La construction de la tour Klotz au XIXe siècle et les phases de restauration de la coupole
De 1876 à 1879, Gustave Klotz, architecte de l’Œuvre Notre-Dame, a dirigé la construction d’une tour néo-romane de son invention, fausse tour-lanterne percée de seize baies ogivales qui laissaient pour la première fois apparaître l’émergence de la coupole au-dessus de la galerie naine.
Ainsi, le dernier état connu de la coupole résulte principalement des travaux de restauration entrepris par Klotz au cours du XIXe siècle. Dès les années 1847-1848, l’architecte avait obtenu l’autorisation de purger tous les enduits et badigeons qui recouvraient les maçonneries médiévales à l’intérieur de la cathédrale et c’est alors sans doute que l’appareil de brique de la coupole et des quatre trompes d’angle de la croisée fut pioché et mis au jour, ne conservant presque aucune trace de son enduit d’origine.
Après l’incendie de 1870, Klotz a inversement fait appliquer une épaisse couche de ciment sur l’extrados de la coupole, c’est-à-dire sa surface externe, pour la protéger des intempéries puisque la nouvelle tour de croisée était ouverte à claire-voie. Les dispositions mises en place par Klotz ont traversé le XXe siècle sans modification, malgré la chute d’une bombe alliée sur la croisée le 11 août 1944. La voûte, seulement transpercée par l’obus, ne s’est pas effondrée et a été réparée en 1948, ce qui a été l’occasion de précieux relevés structurels par Jean Rocard, architecte en chef des monuments historiques.

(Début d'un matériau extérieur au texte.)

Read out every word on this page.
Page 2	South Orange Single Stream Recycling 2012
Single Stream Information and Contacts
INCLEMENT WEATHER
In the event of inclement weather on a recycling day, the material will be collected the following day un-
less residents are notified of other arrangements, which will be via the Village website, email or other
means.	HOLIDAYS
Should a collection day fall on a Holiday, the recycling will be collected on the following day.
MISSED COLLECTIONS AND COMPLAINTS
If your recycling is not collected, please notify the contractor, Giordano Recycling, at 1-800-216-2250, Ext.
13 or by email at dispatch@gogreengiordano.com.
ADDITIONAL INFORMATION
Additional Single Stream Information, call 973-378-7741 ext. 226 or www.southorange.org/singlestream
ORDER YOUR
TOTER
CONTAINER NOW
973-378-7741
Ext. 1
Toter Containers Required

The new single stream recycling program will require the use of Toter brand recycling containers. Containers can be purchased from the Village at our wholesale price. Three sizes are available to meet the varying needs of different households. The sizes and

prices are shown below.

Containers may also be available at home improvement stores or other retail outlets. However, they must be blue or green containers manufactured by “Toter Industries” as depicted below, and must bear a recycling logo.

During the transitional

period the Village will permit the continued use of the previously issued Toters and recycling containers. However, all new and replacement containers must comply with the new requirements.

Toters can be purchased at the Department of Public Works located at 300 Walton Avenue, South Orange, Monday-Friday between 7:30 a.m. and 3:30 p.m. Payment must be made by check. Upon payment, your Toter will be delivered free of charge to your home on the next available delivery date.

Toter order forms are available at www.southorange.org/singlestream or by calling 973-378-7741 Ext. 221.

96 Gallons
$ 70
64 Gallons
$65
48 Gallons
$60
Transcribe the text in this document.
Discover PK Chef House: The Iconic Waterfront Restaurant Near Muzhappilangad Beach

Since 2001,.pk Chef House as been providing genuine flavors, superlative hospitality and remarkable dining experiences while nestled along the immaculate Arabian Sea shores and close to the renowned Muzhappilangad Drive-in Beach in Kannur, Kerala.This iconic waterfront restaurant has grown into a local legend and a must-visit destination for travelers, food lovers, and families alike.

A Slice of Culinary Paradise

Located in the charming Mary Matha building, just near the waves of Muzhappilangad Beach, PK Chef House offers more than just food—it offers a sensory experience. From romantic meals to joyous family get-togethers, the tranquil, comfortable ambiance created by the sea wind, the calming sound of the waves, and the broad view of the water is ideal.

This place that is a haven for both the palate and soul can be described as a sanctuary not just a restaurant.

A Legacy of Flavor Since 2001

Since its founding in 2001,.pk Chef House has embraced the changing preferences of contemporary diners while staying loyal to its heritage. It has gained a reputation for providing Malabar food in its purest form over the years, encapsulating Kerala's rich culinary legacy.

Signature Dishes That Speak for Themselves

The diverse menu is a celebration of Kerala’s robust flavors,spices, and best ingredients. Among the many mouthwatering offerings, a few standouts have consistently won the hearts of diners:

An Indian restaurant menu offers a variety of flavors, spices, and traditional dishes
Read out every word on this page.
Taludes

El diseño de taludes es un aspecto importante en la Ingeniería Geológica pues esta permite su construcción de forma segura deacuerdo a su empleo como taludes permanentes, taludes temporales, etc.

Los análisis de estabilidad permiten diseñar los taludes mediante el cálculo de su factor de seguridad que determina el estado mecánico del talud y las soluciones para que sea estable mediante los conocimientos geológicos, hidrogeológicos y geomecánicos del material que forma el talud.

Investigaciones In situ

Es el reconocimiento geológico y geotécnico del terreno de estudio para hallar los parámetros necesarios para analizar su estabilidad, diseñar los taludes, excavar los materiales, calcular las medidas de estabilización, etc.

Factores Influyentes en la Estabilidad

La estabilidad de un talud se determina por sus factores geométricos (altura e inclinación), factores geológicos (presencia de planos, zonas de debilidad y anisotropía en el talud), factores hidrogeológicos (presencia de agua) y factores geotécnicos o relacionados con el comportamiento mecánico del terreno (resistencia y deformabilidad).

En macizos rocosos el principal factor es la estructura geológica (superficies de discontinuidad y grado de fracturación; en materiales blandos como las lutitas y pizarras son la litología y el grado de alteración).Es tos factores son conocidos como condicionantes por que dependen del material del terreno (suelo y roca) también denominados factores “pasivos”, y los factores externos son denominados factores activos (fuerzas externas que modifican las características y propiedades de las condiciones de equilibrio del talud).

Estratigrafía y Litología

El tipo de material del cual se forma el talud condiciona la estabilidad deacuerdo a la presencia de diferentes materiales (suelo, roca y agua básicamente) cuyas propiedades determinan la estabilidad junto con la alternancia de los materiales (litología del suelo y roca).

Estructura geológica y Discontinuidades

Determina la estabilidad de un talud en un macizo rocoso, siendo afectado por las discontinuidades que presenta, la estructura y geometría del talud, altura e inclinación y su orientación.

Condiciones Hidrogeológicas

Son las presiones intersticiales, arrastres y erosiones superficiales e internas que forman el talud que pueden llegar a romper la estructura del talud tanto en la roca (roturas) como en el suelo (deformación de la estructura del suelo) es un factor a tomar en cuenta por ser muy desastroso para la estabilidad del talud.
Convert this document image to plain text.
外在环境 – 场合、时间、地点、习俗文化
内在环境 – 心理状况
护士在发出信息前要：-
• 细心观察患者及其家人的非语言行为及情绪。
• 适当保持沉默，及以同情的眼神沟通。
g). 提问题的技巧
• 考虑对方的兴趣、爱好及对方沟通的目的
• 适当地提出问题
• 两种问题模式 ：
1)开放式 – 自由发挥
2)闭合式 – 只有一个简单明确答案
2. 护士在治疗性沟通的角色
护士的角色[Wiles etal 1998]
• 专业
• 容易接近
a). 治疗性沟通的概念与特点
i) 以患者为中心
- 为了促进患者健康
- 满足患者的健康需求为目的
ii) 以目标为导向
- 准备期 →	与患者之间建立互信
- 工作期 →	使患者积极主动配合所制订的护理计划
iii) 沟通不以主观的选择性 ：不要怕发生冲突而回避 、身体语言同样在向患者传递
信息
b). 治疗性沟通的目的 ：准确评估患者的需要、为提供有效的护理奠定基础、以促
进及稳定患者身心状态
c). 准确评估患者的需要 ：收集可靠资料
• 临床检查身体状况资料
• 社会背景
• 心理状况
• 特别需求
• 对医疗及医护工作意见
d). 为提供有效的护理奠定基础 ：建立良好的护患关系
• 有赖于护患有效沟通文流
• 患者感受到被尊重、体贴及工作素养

Après de longs débats sur son éventuelle démolition au profit d’une restitution de la « mitre » gothique, la tour Klotz a été restaurée quarante ans plus tard, de 1988 à 1992, par l’architecte en chef Pierre Prunet et l’architecte de la fondation de l’Œuvre Notre-Dame Jean-Richard Haeusser.
Travaux conservatoires à la fin du XXe siècle
À la fin du XXe siècle, la dégradation croissante de l’intrados de la coupole est constatée et motive provisoirement la pose de filets de sécurité au-dessus du chœur. Une première phase d’études et de travaux conservatoires a eu lieu entre 2000 et 2009, sous la direction de Mme Christiane Schmuckle-Mollart, architecte en chef des monuments historiques et architecte de l’Œuvre. L’objectif était de permettre l’assèchement des reins de la coupole, c’est-à-dire du massif de maçonnerie qui ceinture le départ de la voûte au niveau de la galerie naine, afin de freiner les migrations salines depuis le ciment présent sur l’extrados vers l’intrados en brique. Pour cela, plusieurs mesures ont été mises en œuvre : fermeture des baies de la tour Klotz par des menuiseries provisoires en forme de faux abat-son, décroûtage du ciment de l’extrados sur la hauteur d’un mètre pour ventiler la maçonnerie, enfin restauration de la galerie naine par la fondation de l’Œuvre Notre-Dame et pose d’un habillage de plomb ventilé sur sa corniche.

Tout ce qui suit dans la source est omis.